Bonnie, as well as that job, profoundly prepared me for the health battle I was to face. When I fell ill a few years after leaving the MS Society, I often thought of her courage and determination to make life better for herself and others. Through her well-lived life, she taught me that controlling how we respond to challenges—no matter what type—is the most empowering gift we can give ourselves.

Adversity grows me.
I once attended a support group for chronically ill people. During one session, a man interrupted me when I said there was a purpose to me being sick and that one day I would be well. “Stop lying to yourself,” he said. “You’ll never get any better.”

I imagine this man found each day more difficult to pull himself out of the pit he dug for himself. How can we heal, how can we rise, when we mentally attach hefty weights to our body and our mind? When we convince ourself there is no point in trying, we deny our tremendous potential.

Now, let’s be clear. No one can live optimistically 24/7. We are human, after all. However, we can choose to live in hope and gratitude more frequently than the time we spend in the depths.

As for me, I got miraculously better for 10 years. I wrote a book, hiked, kayaked, snowshoed and traveled extensively. The experience of having a devastating, chronic illness for 18 years gave my life more depth, meaning and purpose than it had before I’d become ill.

If I hadn’t had those struggles, I wouldn’t have been as enthralled with the life I’m living. The Most Loving used illness to evolve me, and I allowed the divine to shape me into the person I needed to be. I came through this experience victorious, not as a victim.

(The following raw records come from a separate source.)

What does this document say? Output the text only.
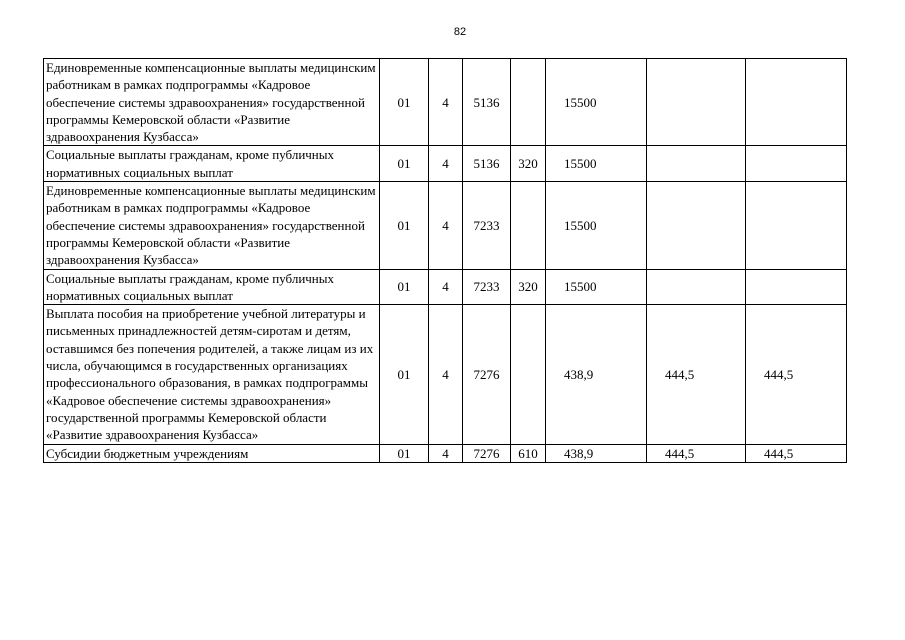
82
Единовременные компенсационные выплаты медицинским работникам в рамках подпрограммы «Кадровое обеспечение системы здравоохранения» государственной программы Кемеровской области «Развитие здравоохранения Кузбасса»	01	4	5136		15500		
Социальные выплаты гражданам, кроме публичных нормативных социальных выплат	01	4	5136	320	15500		
Единовременные компенсационные выплаты медицинским работникам в рамках подпрограммы «Кадровое обеспечение системы здравоохранения» государственной программы Кемеровской области «Развитие здравоохранения Кузбасса»	01	4	7233		15500		
Социальные выплаты гражданам, кроме публичных нормативных социальных выплат	01	4	7233	320	15500		
Выплата пособия на приобретение учебной литературы и письменных принадлежностей детям-сиротам и детям, оставшимся без попечения родителей, а также лицам из их числа, обучающимся в государственных организациях профессионального образования, в рамках подпрограммы «Кадровое обеспечение системы здравоохранения» государственной программы Кемеровской области «Развитие здравоохранения Кузбасса»	01	4	7276		438,9	444,5	444,5
Субсидии бюджетным учреждениям	01	4	7276	610	438,9	444,5	444,5
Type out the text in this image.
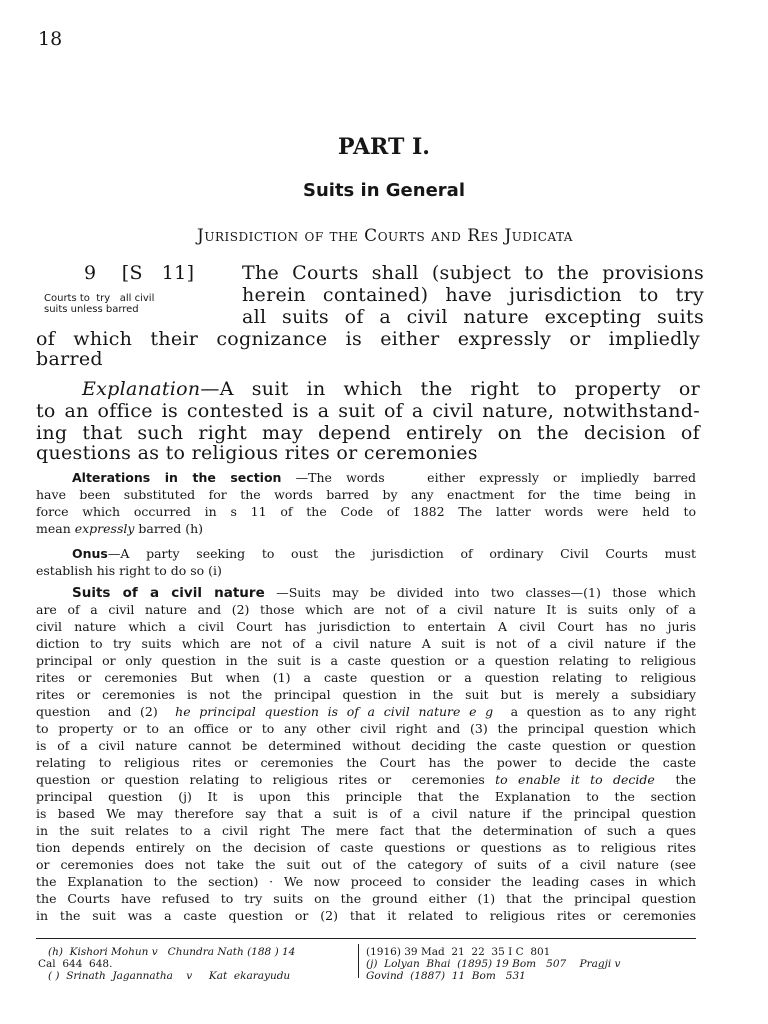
18
PART I.
Suits in General
Jurisdiction of the Courts and Res Judicata
9 [S   11]
Courts to  try   all civil
suits unless barred
The Courts shall (subject to the provisions
herein contained) have jurisdiction to try
all suits of a civil nature excepting suits
of which their cognizance is either expressly or impliedly
barred
Explanation—A suit in which the right to property or
to an office is contested is a suit of a civil nature, notwithstand-
ing that such right may depend entirely on the decision of
questions as to religious rites or ceremonies
Alterations in the section —The words   either expressly or impliedly barred
have been substituted for the words barred by any enactment for the time being in
force which occurred in s 11 of the Code of 1882 The latter words were held to
mean expressly barred (h)
Onus—A party seeking to oust the jurisdiction of ordinary Civil Courts must
establish his right to do so (i)
Suits of a civil nature —Suits may be divided into two classes—(1) those which
are of a civil nature and (2) those which are not of a civil nature It is suits only of a
civil nature which a civil Court has jurisdiction to entertain A civil Court has no juris
diction to try suits which are not of a civil nature A suit is not of a civil nature if the
principal or only question in the suit is a caste question or a question relating to religious
rites or ceremonies But when (1) a caste question or a question relating to religious
rites or ceremonies is not the principal question in the suit but is merely a subsidiary
question  and (2)  he principal question is of a civil nature e g  a question as to any right
to property or to an office or to any other civil right and (3) the principal question which
is of a civil nature cannot be determined without deciding the caste question or question
relating to religious rites or ceremonies the Court has the power to decide the caste
question or question relating to religious rites or  ceremonies to enable it to decide  the
principal question (j) It is upon this principle that the Explanation to the section
is based We may therefore say that a suit is of a civil nature if the principal question
in the suit relates to a civil right The mere fact that the determination of such a ques
tion depends entirely on the decision of caste questions or questions as to religious rites
or ceremonies does not take the suit out of the category of suits of a civil nature (see
the Explanation to the section) · We now proceed to consider the leading cases in which
the Courts have refused to try suits on the ground either (1) that the principal question
in the suit was a caste question or (2) that it related to religious rites or ceremonies
(h)  Kishori Mohun v   Chundra Nath (188 ) 14
Cal  644  648.
( )  Srinath  Jagannatha    v     Kat  ekarayudu
(1916) 39 Mad  21  22  35 I C  801
(j)  Lolyan  Bhai  (1895) 19 Bom   507    Pragji v
Govind  (1887)  11  Bom   531
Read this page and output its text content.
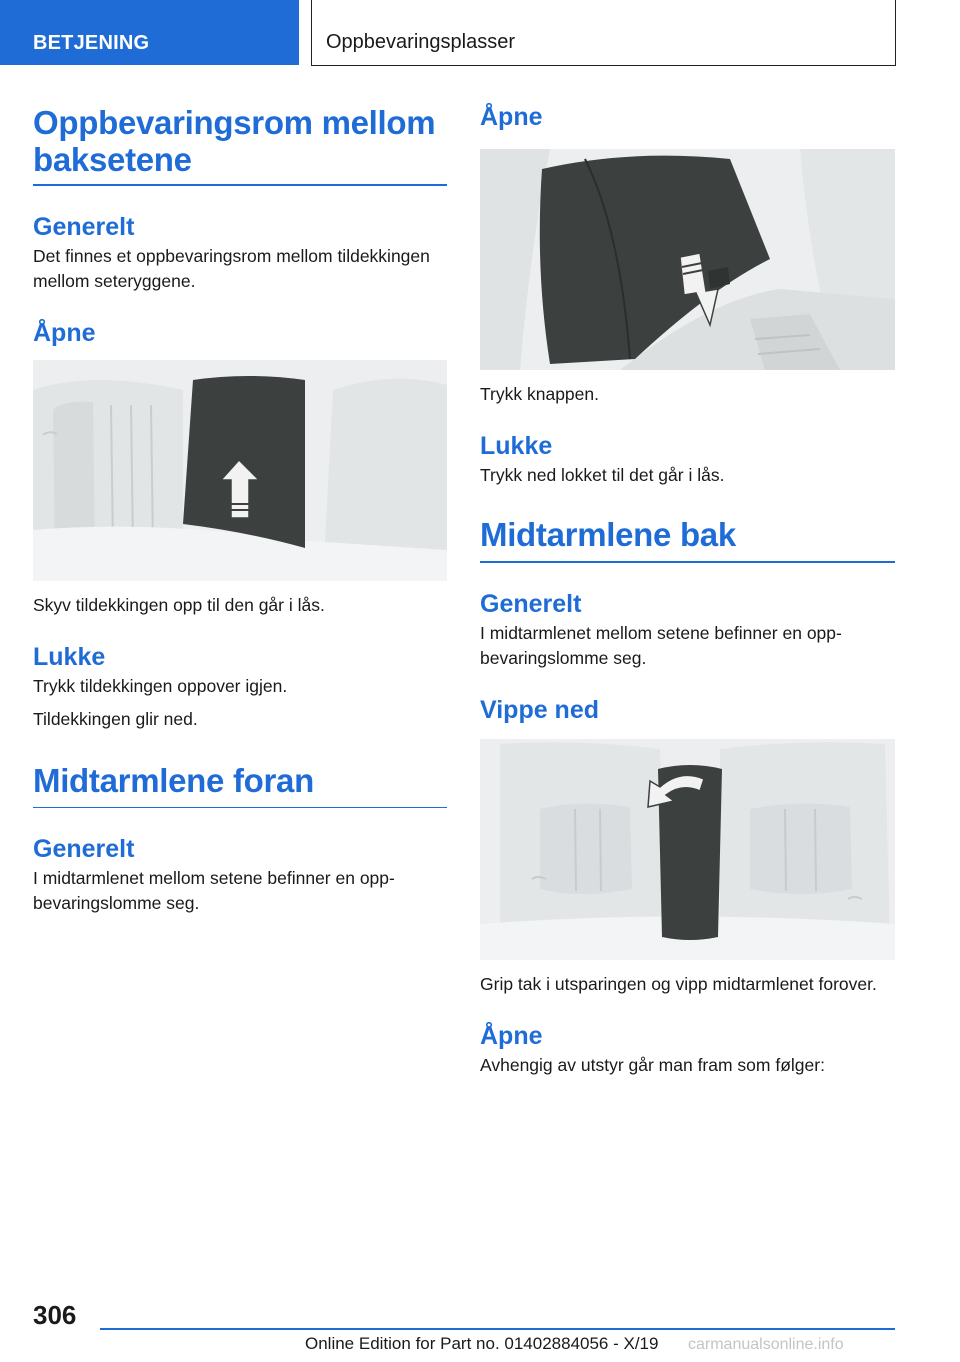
BETJENING	Oppbevaringsplasser
Oppbevaringsrom mellom baksetene
Generelt

Det finnes et oppbevaringsrom mellom tildekkingen mellom seteryggene.

Åpne

Skyv tildekkingen opp til den går i lås.

Lukke

Trykk tildekkingen oppover igjen.

Tildekkingen glir ned.

Midtarmlene foran
Generelt

I midtarmlenet mellom setene befinner en oppbevaringslomme seg.

Åpne

Trykk knappen.

Lukke

Trykk ned lokket til det går i lås.

Midtarmlene bak
Generelt

I midtarmlenet mellom setene befinner en oppbevaringslomme seg.

Vippe ned

Grip tak i utsparingen og vipp midtarmlenet forover.

Åpne

Avhengig av utstyr går man fram som følger:

306
Online Edition for Part no. 01402884056 - X/19 carmanualsonline.info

Now, that I’m once again facing more difficult times, I find comfort knowing that everything I go through prepares me for my future. I am making profound realizations on how to improve my life. I may not be healed, but I can still live fully.

Rapid personal and spiritual growth comes from stretching ourselves in ways we wouldn’t attempt if life were easy. Challenges empower us: we don’t want to go through them, but there is victory when we focus on what we can do and recognize that all experiences shape us.